そして、さらに興味深い点として、オヤウカムイはその悪臭故に「疱瘡神すら近寄れない」のだとされ、疱瘡が流行った頃は洞爺湖へ逃げると疱瘡神は追ってこないとされたと言う(更科『アイヌの神話』)。本土の人間の持ち込んだ疱瘡の蔓延は免疫のまったくなかったアイヌを壊滅的な状況へ追い込んだのであり、その深刻さは本土の疱瘡の比ではない。全滅の際にあって頼みとなった神格ということであり、そこには何か強力な意味づけがあるだろう。

本土の疫病除けの神は牛頭天王だが、この御子神は「毒蛇気神」という。疫病を祓う神の子がなぜ毒蛇なのか。オヤウカムイの存在はそのあたりへも(その発想において)大きなヒントをもたらしてくれるのじゃないかと思っている。

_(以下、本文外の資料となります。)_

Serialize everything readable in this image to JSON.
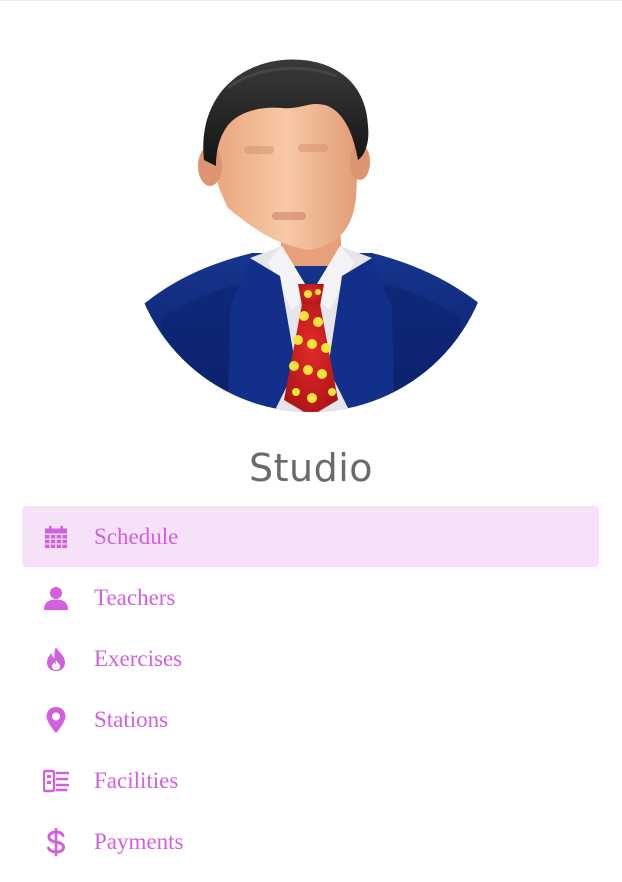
{
  "profile": {
    "avatar_icon": "businessman-avatar-icon",
    "name": "Studio"
  },
  "theme": {
    "accent": "#d25fdc",
    "active_bg": "#f6e2f8",
    "title_color": "#6a6a6a"
  },
  "menu": {
    "items": [
      {
        "label": "Schedule",
        "icon": "calendar-icon",
        "active": true
      },
      {
        "label": "Teachers",
        "icon": "person-icon",
        "active": false
      },
      {
        "label": "Exercises",
        "icon": "flame-icon",
        "active": false
      },
      {
        "label": "Stations",
        "icon": "map-pin-icon",
        "active": false
      },
      {
        "label": "Facilities",
        "icon": "facilities-icon",
        "active": false
      },
      {
        "label": "Payments",
        "icon": "dollar-icon",
        "active": false
      }
    ]
  }
}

このような諸々の逸話を持つのがオヤウカムイである。まだ私自身がアイヌの信仰の深みに関してあれこれ言える段階にないので紹介に終始したが、概ねこの蛇神の横顔は書けただろうか。あとは最後に東北の方へと繋がるかもしれないハンドルを紹介して話を終えよう。

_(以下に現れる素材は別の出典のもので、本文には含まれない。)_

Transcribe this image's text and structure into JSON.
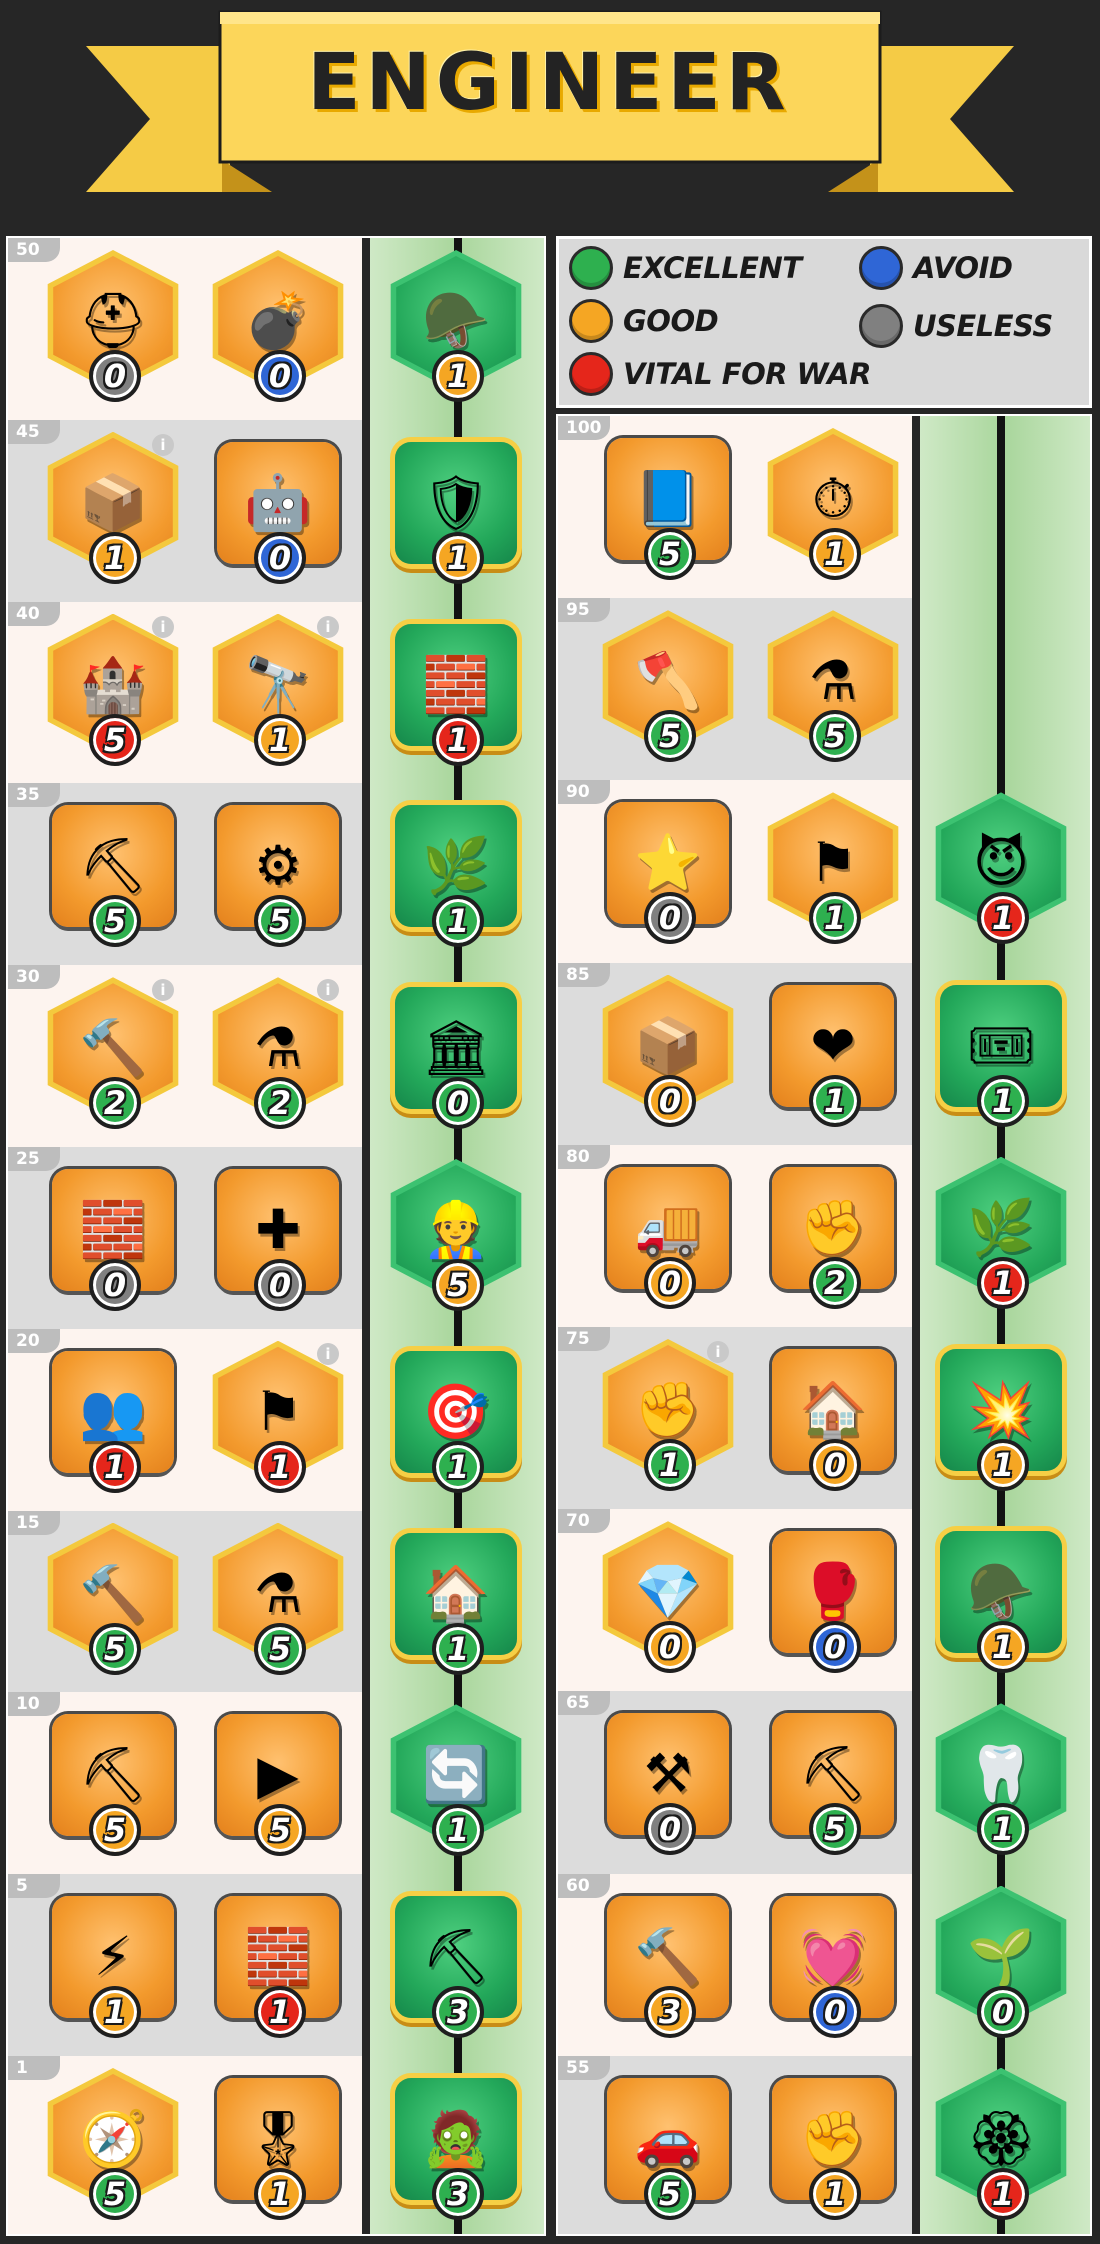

元来アイヌの信仰の中で蛇は天上にいたが、火の神が好きで、火の神が天上から雷光に乗って天降るとき(落雷)一緒に地上におり、その勢で地上に大穴をあけたので、蛇はその穴に棲むようになったという説話は、空に描く雷光に蛇体を想い、また湖から立ち昇る竜巻きに、翼ある蛇を想像したかもしれないと思う。

更科源蔵:淡交新社『アイヌの神話』より引用

これはまったくの所「雷の落ちた田をウンナン田として祀った」という東北の鰻神・ウンナンさまの話のようである。ウンナンさまと対となるという神格「ホウリュウ・ホウリョウさま」というのがおり、この元がアイヌのオヤウ(ホヤウ)ではないかと見る向きもある。名の類似だけでなく、このような話で繋がる所があるのかもしれない。北の地をより詳しく見ていく中で、その繋がりが色濃くなっていくことを期待したい。